The children came running out, happily calling to each other as they took their various routes home.  Morgan farewelled her classmates and was soon heading towards the town into the main shopping area. This made it easy for him to follow but soon he became bored as the child dawdled along the rows of brightly-lit shop windows, as children are wont to do. He expected her to turn off toward the new town area where the lower class housing estate was situated, but instead she turned away and continued along the main road leading out of the town.  He hurried after her not wanting to be left behind. He cut a ridiculous figure ducking into bushes and hiding behind trees like some comic sleuth. Still he was sure he could accomplish his mission without too much trouble.  Soon he was having second thoughts, the child continued on the road leaving the town behind. 

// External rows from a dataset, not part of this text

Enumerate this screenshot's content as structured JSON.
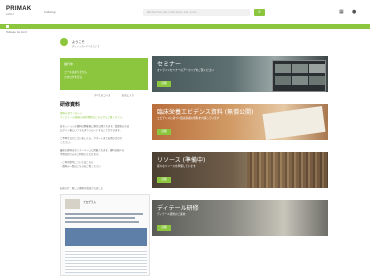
{
  "header": {
    "logo": "PRIMAK",
    "logo_sub": "Institut",
    "nav_item": "Catalog",
    "search_placeholder": "Recherchez des collections, des cours…",
    "search_button": "⌕",
    "grid_icon": "grid-icon",
    "user_icon": "user-icon",
    "accent": "#8cc63f"
  },
  "breadcrumb": "Tableau de bord",
  "profile": {
    "name": "ようこそ",
    "sub": "ダッシュボードへようこそ"
  },
  "green_card": {
    "line1": "進行中",
    "line2": "コースはありません",
    "line3": "カタログを見る",
    "link1": "すべてのコース",
    "link2": "お気に入り"
  },
  "section": {
    "title": "研修資料",
    "intro1": "資料のダウンロード",
    "intro2": "ウェビナーの録画と研修資料はこちらからご覧ください",
    "lines": [
      "各セッションの資料は開催後に順次公開されます。受講者の方は",
      "ログイン後にいつでもダウンロードすることができます。",
      "ご不明な点がございましたら、サポートまでお問い合わせ",
      "ください。",
      "最新の資料はセミナーページに掲載されます。資料は個人の",
      "学習目的でのみご利用いただけます。",
      "・ご利用条件についてはこちら",
      "・資料の一覧はこちらをご覧ください"
    ],
    "footer_note": "お知らせ：新しい資料が追加されました"
  },
  "thumbnail": {
    "title": "プログラム"
  },
  "banners": [
    {
      "title": "セミナー",
      "sub": "オンラインセミナーのアーカイブをご覧ください",
      "button": "詳細"
    },
    {
      "title": "臨床栄養エビデンス資料 (無償公開)",
      "sub": "エビデンスに基づく臨床栄養の資料を公開しています",
      "button": "詳細"
    },
    {
      "title": "リソース (準備中)",
      "sub": "様々なリソースを準備しています",
      "button": "詳細"
    },
    {
      "title": "ディテール研修",
      "sub": "ディテール研修のご案内",
      "button": "詳細"
    }
  ]
}
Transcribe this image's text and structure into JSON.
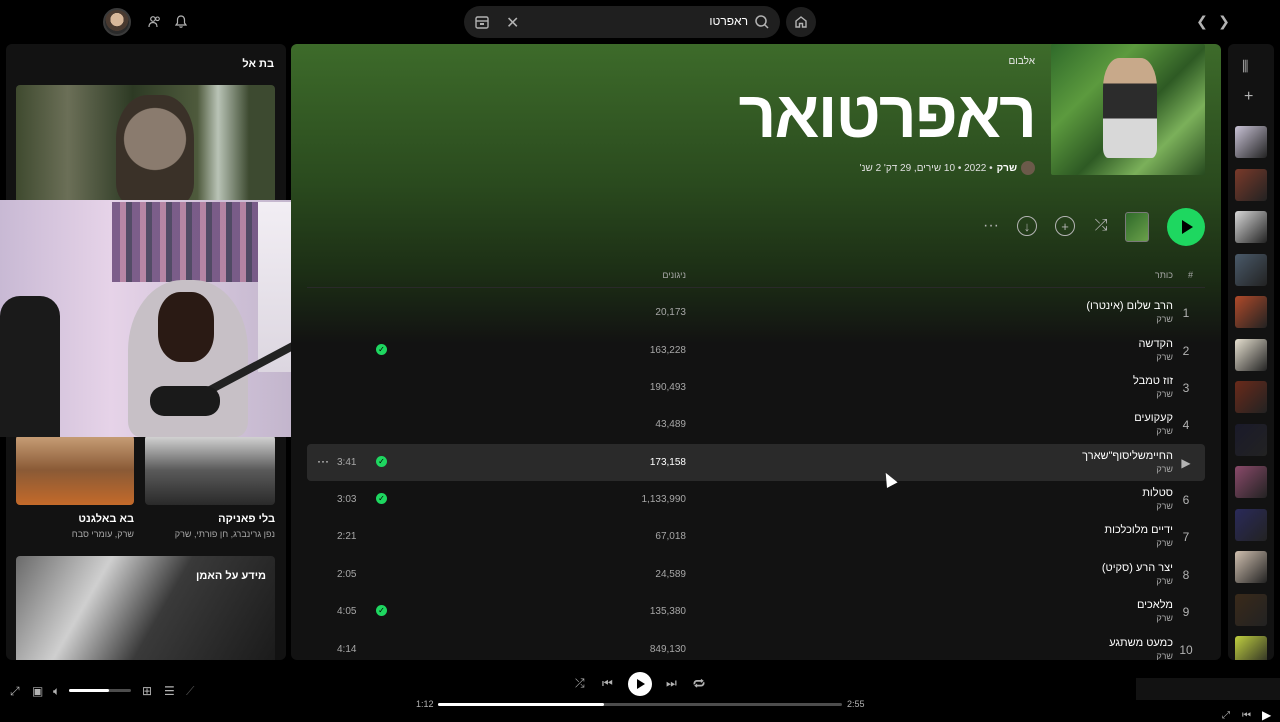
{
  "search": {
    "query": "ראפרטו"
  },
  "left_panel": {
    "title": "בת אל",
    "cards": [
      {
        "title": "בלי פאניקה",
        "subtitle": "נפן גרינברג, חן פורתי, שרק"
      },
      {
        "title": "בא באלגנט",
        "subtitle": "שרק, עומרי סבח"
      }
    ],
    "about_label": "מידע על האמן"
  },
  "album": {
    "type_label": "אלבום",
    "title": "ראפרטואר",
    "artist": "שרק",
    "meta": "• 2022 • 10 שירים, 29 דק' 2 שנ'"
  },
  "columns": {
    "number": "#",
    "title": "כותר",
    "plays": "ניגונים"
  },
  "tracks": [
    {
      "n": "1",
      "title": "הרב שלום (אינטרו)",
      "artist": "שרק",
      "plays": "20,173",
      "duration": "",
      "saved": false
    },
    {
      "n": "2",
      "title": "הקדשה",
      "artist": "שרק",
      "plays": "163,228",
      "duration": "",
      "saved": true
    },
    {
      "n": "3",
      "title": "זוז טמבל",
      "artist": "שרק",
      "plays": "190,493",
      "duration": "",
      "saved": false
    },
    {
      "n": "4",
      "title": "קעקועים",
      "artist": "שרק",
      "plays": "43,489",
      "duration": "",
      "saved": false
    },
    {
      "n": "▶",
      "title": "החיימשליסוף\"שארך",
      "artist": "שרק",
      "plays": "173,158",
      "duration": "3:41",
      "saved": true,
      "active": true
    },
    {
      "n": "6",
      "title": "סטלות",
      "artist": "שרק",
      "plays": "1,133,990",
      "duration": "3:03",
      "saved": true
    },
    {
      "n": "7",
      "title": "ידיים מלוכלכות",
      "artist": "שרק",
      "plays": "67,018",
      "duration": "2:21",
      "saved": false
    },
    {
      "n": "8",
      "title": "יצר הרע (סקיט)",
      "artist": "שרק",
      "plays": "24,589",
      "duration": "2:05",
      "saved": false
    },
    {
      "n": "9",
      "title": "מלאכים",
      "artist": "שרק",
      "plays": "135,380",
      "duration": "4:05",
      "saved": true
    },
    {
      "n": "10",
      "title": "כמעט משתגע",
      "artist": "שרק",
      "plays": "849,130",
      "duration": "4:14",
      "saved": false
    }
  ],
  "player": {
    "elapsed": "1:12",
    "total": "2:55",
    "progress": 0.41,
    "volume": 0.65
  },
  "colors": {
    "accent": "#1ed760",
    "header_green": "#3d6b2a",
    "background": "#121212"
  },
  "icons": [
    "avatar",
    "friends-icon",
    "bell-icon",
    "browse-icon",
    "clear-icon",
    "search-icon",
    "home-icon",
    "back-icon",
    "forward-icon",
    "library-icon",
    "add-icon",
    "more-icon",
    "download-icon",
    "add-circle-icon",
    "shuffle-icon",
    "play-icon",
    "check-icon",
    "previous-icon",
    "next-icon",
    "repeat-icon",
    "fullscreen-icon",
    "miniplayer-icon",
    "volume-icon",
    "connect-icon",
    "queue-icon",
    "lyrics-icon"
  ]
}
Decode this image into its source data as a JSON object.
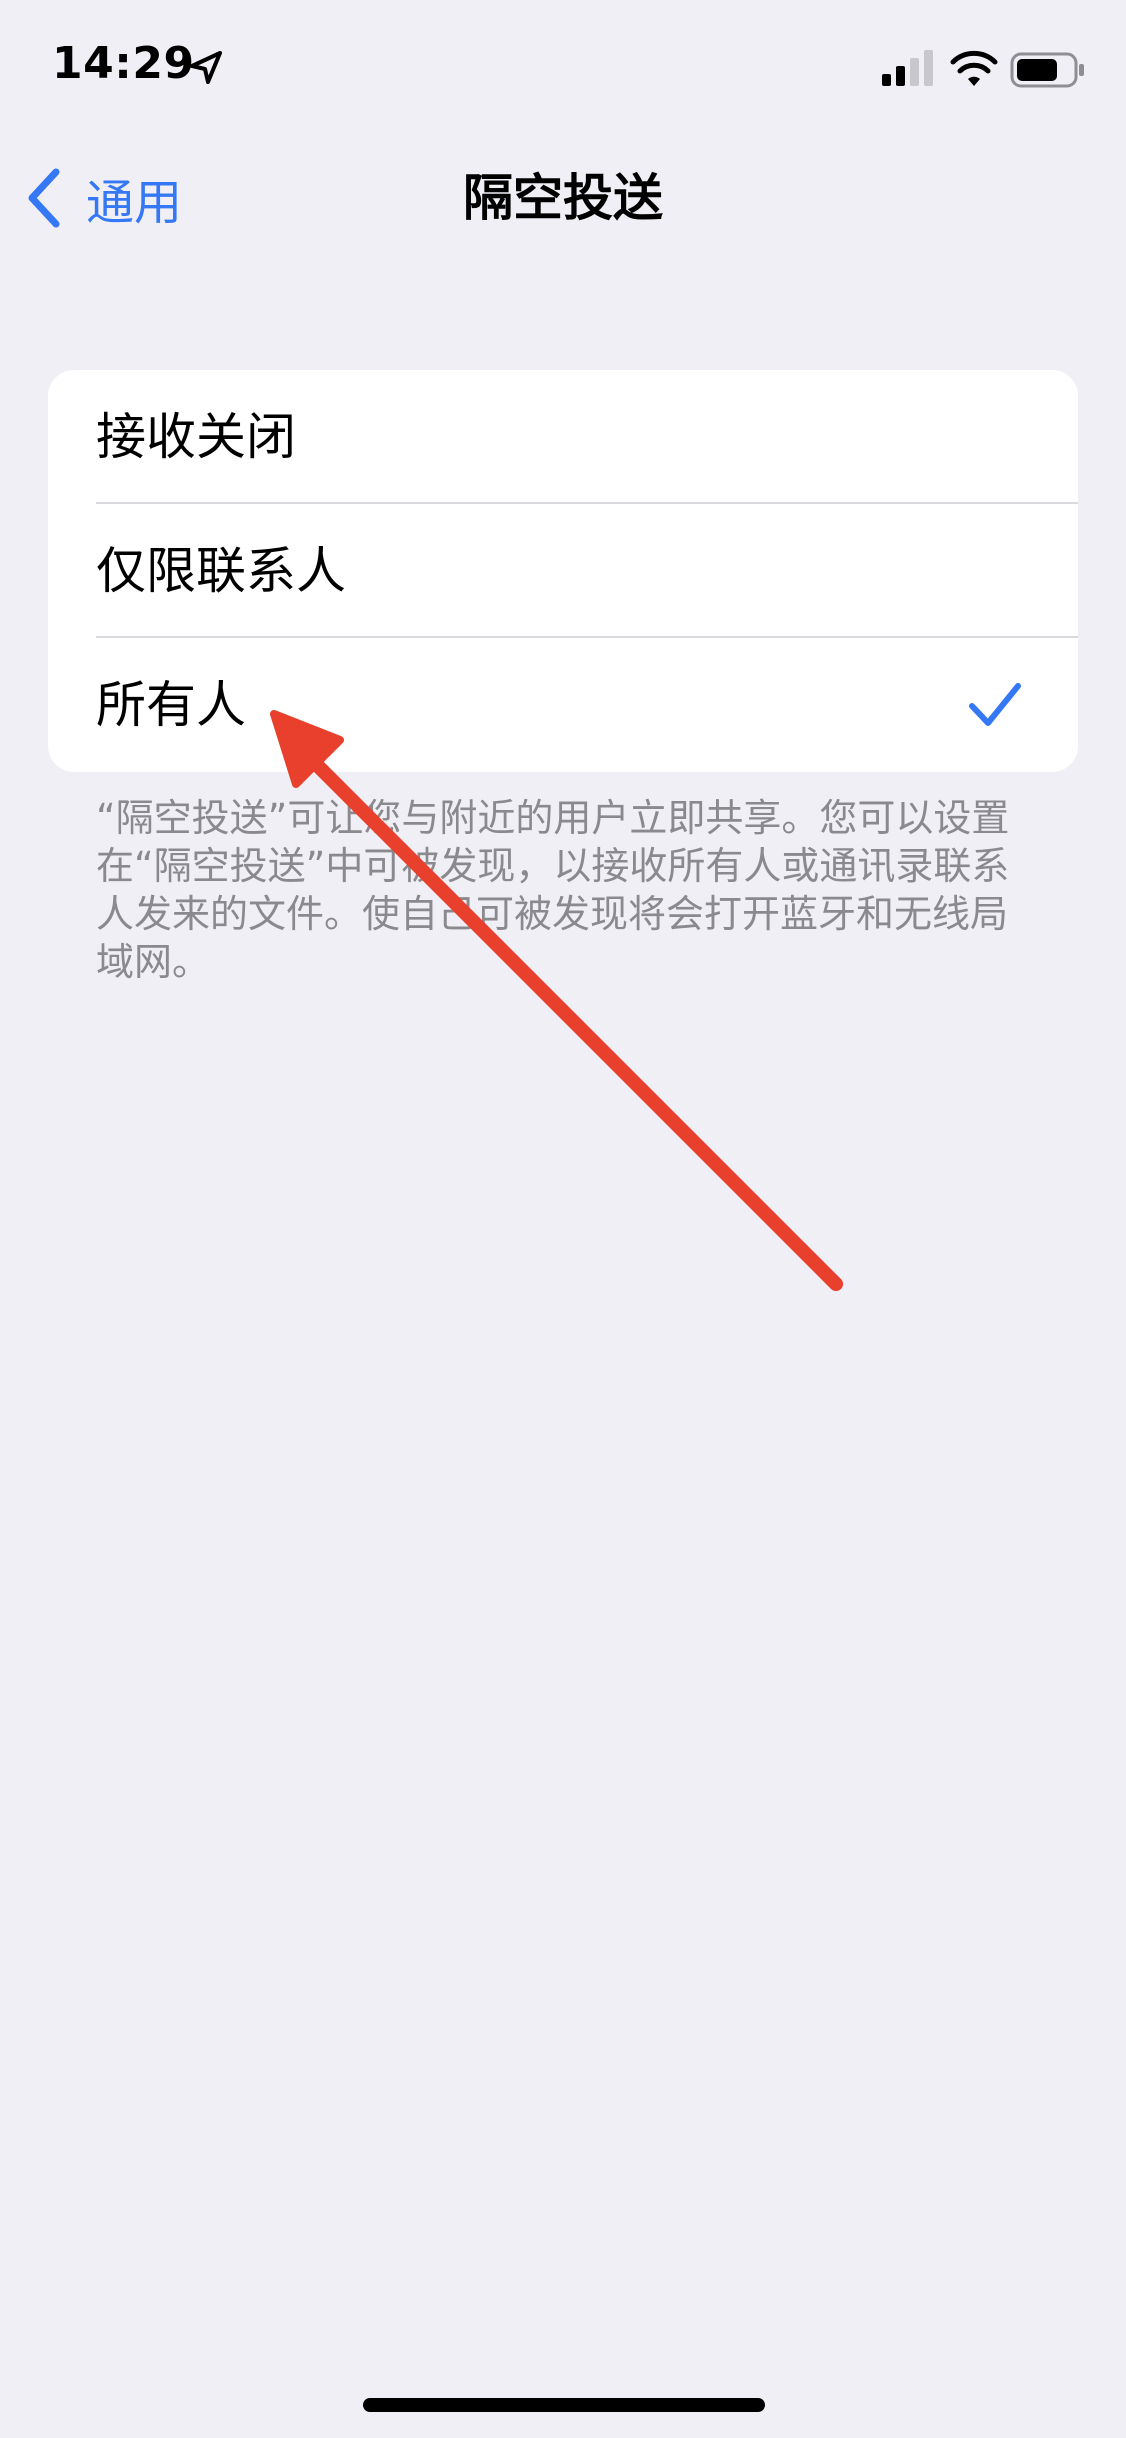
{
  "status_bar": {
    "time": "14:29",
    "icons": [
      "location-arrow-icon",
      "cellular-signal-icon",
      "wifi-icon",
      "battery-icon"
    ]
  },
  "nav": {
    "back_label": "通用",
    "title": "隔空投送"
  },
  "options": [
    {
      "label": "接收关闭",
      "selected": false
    },
    {
      "label": "仅限联系人",
      "selected": false
    },
    {
      "label": "所有人",
      "selected": true
    }
  ],
  "footer_text": "“隔空投送”可让您与附近的用户立即共享。您可以设置在“隔空投送”中可被发现，以接收所有人或通讯录联系人发来的文件。使自己可被发现将会打开蓝牙和无线局域网。",
  "colors": {
    "accent": "#3478f6",
    "background": "#f0eff5",
    "annotation": "#e8402c"
  }
}
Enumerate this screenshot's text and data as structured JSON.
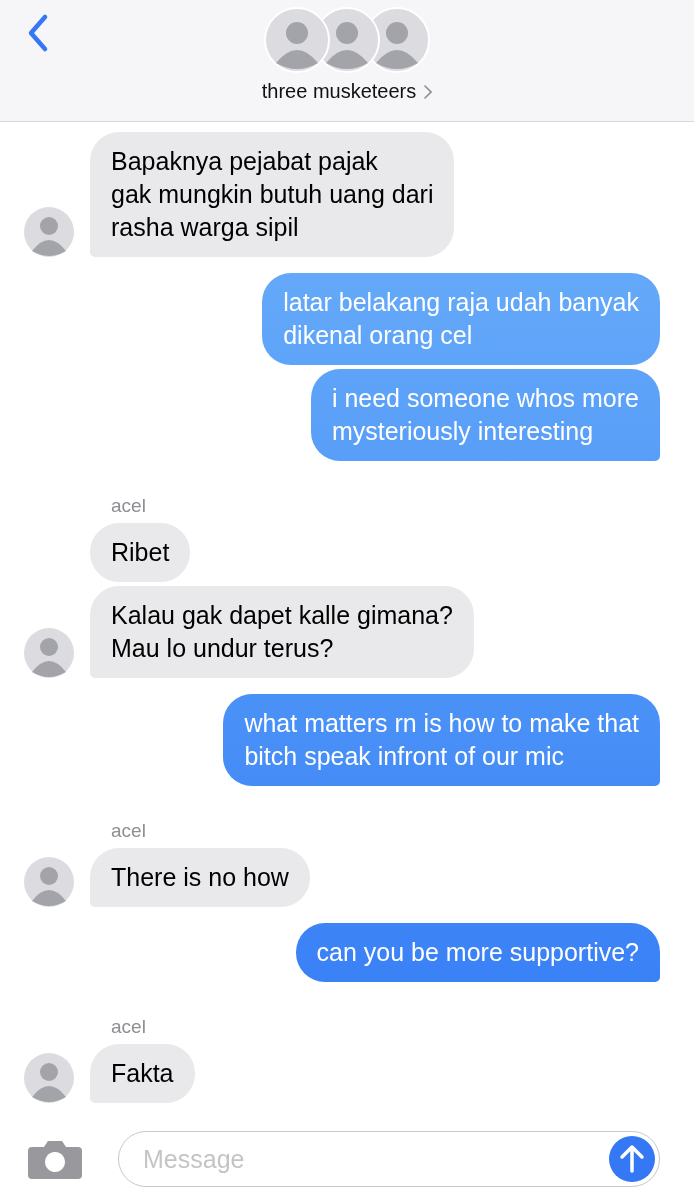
{
  "header": {
    "title": "three musketeers"
  },
  "messages": [
    {
      "kind": "incoming",
      "text": "Bapaknya pejabat pajak\ngak mungkin butuh uang dari\nrasha warga sipil",
      "tail": true
    },
    {
      "kind": "outgoing",
      "text": "latar belakang raja udah banyak\ndikenal orang cel",
      "tail": false
    },
    {
      "kind": "outgoing",
      "text": "i need someone whos more\nmysteriously interesting",
      "tail": true
    },
    {
      "kind": "sender",
      "text": "acel"
    },
    {
      "kind": "incoming",
      "text": "Ribet",
      "tail": false
    },
    {
      "kind": "incoming",
      "text": "Kalau gak dapet kalle gimana?\nMau lo undur terus?",
      "tail": true
    },
    {
      "kind": "outgoing",
      "text": "what matters rn is how to make that\nbitch speak infront of our mic",
      "tail": true
    },
    {
      "kind": "sender",
      "text": "acel"
    },
    {
      "kind": "incoming",
      "text": "There is no how",
      "tail": true
    },
    {
      "kind": "outgoing",
      "text": "can you be more supportive?",
      "tail": true
    },
    {
      "kind": "sender",
      "text": "acel"
    },
    {
      "kind": "incoming",
      "text": "Fakta",
      "tail": true
    }
  ],
  "composer": {
    "placeholder": "Message"
  }
}
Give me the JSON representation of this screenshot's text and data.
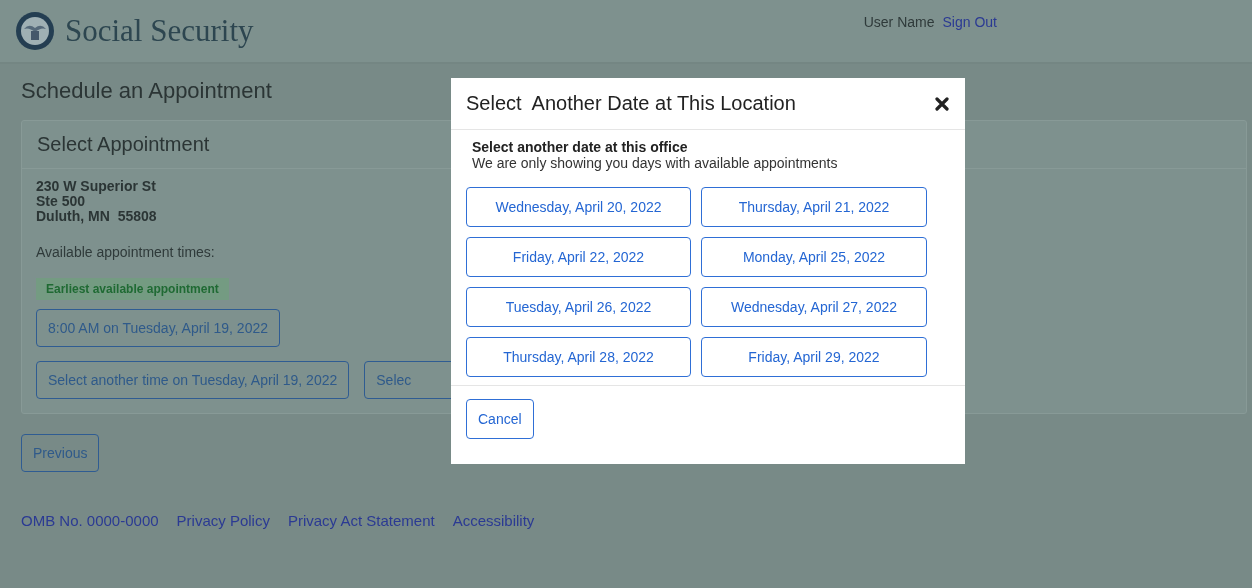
{
  "header": {
    "title": "Social Security",
    "user_name": "User Name",
    "sign_out": "Sign Out"
  },
  "page_title": "Schedule an Appointment",
  "panel": {
    "title": "Select Appointment",
    "address": [
      "230 W Superior St",
      "Ste 500",
      "Duluth, MN  55808"
    ],
    "times_label": "Available appointment times:",
    "earliest_badge": "Earliest available appointment",
    "earliest_button": "8:00 AM on Tuesday, April 19, 2022",
    "other_buttons": [
      "Select another time on Tuesday, April 19, 2022",
      "Selec"
    ]
  },
  "previous_button": "Previous",
  "footer": {
    "omb": "OMB No. 0000-0000",
    "links": [
      "Privacy Policy",
      "Privacy Act Statement",
      "Accessibility"
    ]
  },
  "modal": {
    "title": "Select  Another Date at This Location",
    "heading": "Select another date at this office",
    "note": "We are only showing you days with available appointments",
    "dates": [
      "Wednesday, April 20, 2022",
      "Thursday, April 21, 2022",
      "Friday, April 22, 2022",
      "Monday, April 25, 2022",
      "Tuesday, April 26, 2022",
      "Wednesday, April 27, 2022",
      "Thursday, April 28, 2022",
      "Friday, April 29, 2022"
    ],
    "cancel": "Cancel"
  }
}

She turned off the highway and took a path leading up into the surrounding hills, higher and higher she climbed never once looking back. The rotund priest found the going hard, his breath was coming in painful gasps and perspiration ran down his face.  Still higher she climbed and he began to think she was well aware of his presence and had deliberately chosen to lead him along this gruelling path, to punish his persistence. 

Then, as if she had read his thoughts she paused by a large boulder, turned to face him raising her hand in acknowledgement of his presence before she disappeared behind it.  Running to the spot the priest quickly passed the rock, but the child had gone, he could find no trace of her anywhere.  He sat down to catch his breath and wondered what his next action should be. The answer was only too clear.  He would have to return empty handed to the town.  On beginning the long walk home he had cause to give thanks that it was all down hill, having to concede that he was not built for this kind of activity.